Deepanjali also worked for a Big-Four firm, Ernst and Young, as a financial consultant in New York for a year. Needless to say, she cut her teeth for business there. With Heyday, Deepanjali believes she has hit upon the perfect combination — a scalable business that will have a social impact.

heyday pads

Heyday is manufactured at international facilities in China and Finland where the napkins are produced in 12 production lines using highly specialised technology to ensure the ingredients are authentically organic and biodegradable.

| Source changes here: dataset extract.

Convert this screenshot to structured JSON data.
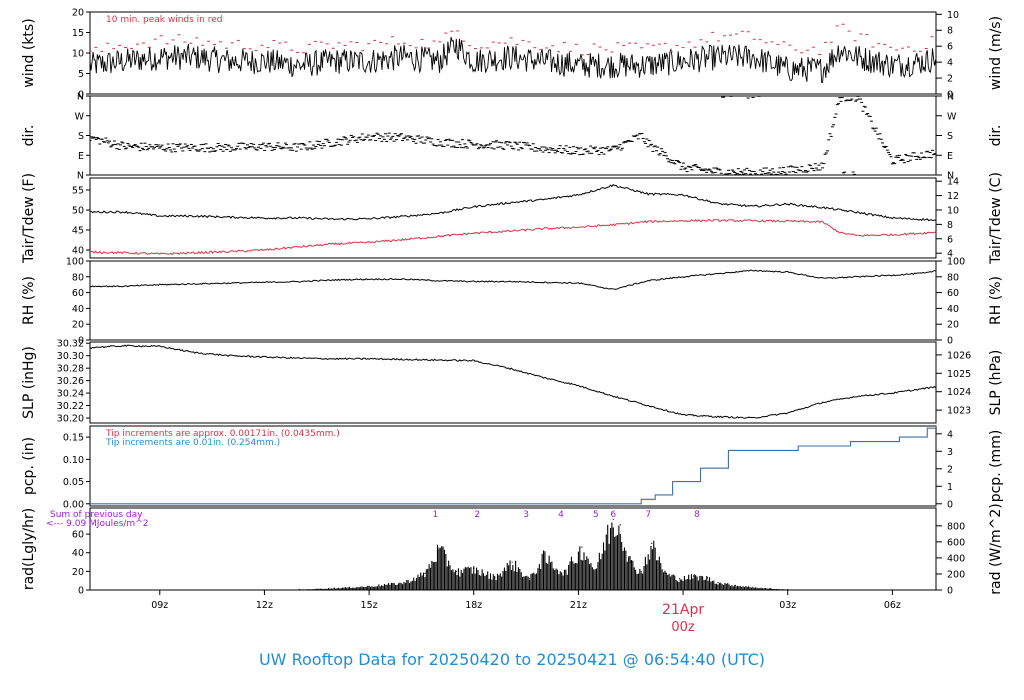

The technology that is required to produce a napkin and napkin cover made from natural plant-based fibres has taken years to develop. Creating the product prototype required intensive testing to establish the right combination of bamboo fibre for high absorbing capacity and antibacterial properties along with corn starch for the softness of the pads.

Deepanjali says,

We wanted to use organic raw materials to ensure that chemicals and pesticides that cause infections and diseases could be kept away from contact with the skin. For this we found areas where bamboo and corn had been grown organically, keeping the soil chemical-free for over a decade. A lot of thought and care has gone into producing a superior-quality and safe finished product.

The other players

Most of the natural sanitary pad units are located in small towns and are aimed at rural women. Saathi pads, Soukhyam in Kerala, Sakhi pads in Vadodara, and Aakar Foundation’s Anandi pads are a few such eco-friendly, low-cost, biodegradable sanitary napkin brands. Among quality brands aimed at urban women, there is Nisha Bains’ Purganics and international brands like Organyc and Natracare. For Heyday, the differentiator right now is the pricing, which is lower than is usual for the organic segment. Deepanjali has kept the costs highly competitive, in the range of Rs 79 to Rs 165 for packs of seven and 14 respectively, since Heyday is a new entrant. Her aim right now is to get the customer base familiarised with the product.